Bugün de zaten malûmunuz; hükümet yandaşlığının önde gideni; basmıştır "yalan" haberi...
Böyle yargıçlık da olmaz, gazetecilik de...
Medya ve Yargı tam bileşik kaplar misali...
İkisi arasında seviyesizlik farkı yok...
İkisi de birbirinden besleniyor...
İkisi de birbirine ayakbağı...
İkisi de siyasallaşmanın doruğunda...
İkisi de mesleğin kurallarını değil, kendilerine ezberletilen kuralların mesleğini yapıyor..
Siyaset için yaşıyorlar...
Siyaset için üretiyorlar (biri haber, diğeri hüküm)...

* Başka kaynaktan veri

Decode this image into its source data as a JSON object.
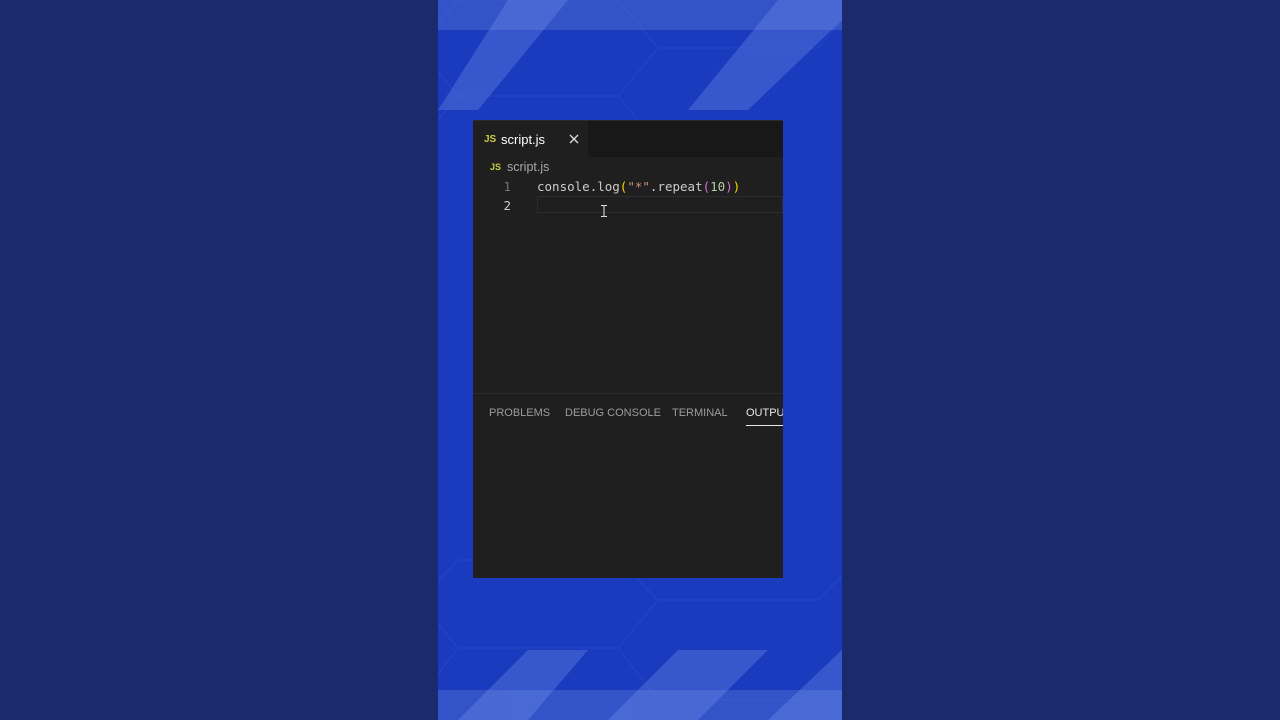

"Cumhurbaşkanı kayıp trilyonlar davasında yargılayın" diye hüküm veren Sincan Hâkimi ile; Erzincan Savcısını "tutuklu" yargılamakta ısrar eden hakimler arasında ne fark var?..
Birincisi kendi şikâyetçisinin başvurusundan yola çıkıp "Cumhurbaşkanı yargılanmalıdır" diye absürt bir hüküm vermişti, Yargıtay'dan döndü...
Diğerleri ise Erzincan Savcısını tahliye etmemek için hukuku kendi çarşaflarına dolaştırıyorlar ki tam bir kara mizah...
Dosya Yargıtay'ın eline geçmesin ve "Erzincan Savcısı tahliye edilmesin" diye akılları ve vicdanları da zorluyorlardı...
Baktılar ki "pabuç pahalı" direnemeyip siyasetin değil hukukun gereğini yerine getirdiler ve Savcıyı (dün) tahliye ettiler.
Göreceksiniz...
Aylardır süren bu hukuksuzluk cezasız kalacak, savcı ve yakınları çektikleri acıların ezikliği ile yaşayacaklardır...
Bitmedi...
Yıllarca TSK'ya hizmet etmiş (henüz haklarında somut suç delili bile yok) ordu komutanı orgenerali, ifadesini alıp tutuklatmak için hakkında suç duyurusu yapan savcı ile...
"Dağdan da inin bağdan (Mahmur) da, tutuklanmayacaksınız, biz artık demokratik açılım başlattık" diye açık duyuru yapan hükümetin çağrısına uyan Kürt vatandaşlara altı ay sonra "Pişman mısınız?" diye sorup "hayır" cevabını alınca tutuklayıp içeri tıkan hâkim arasında ne fark var?..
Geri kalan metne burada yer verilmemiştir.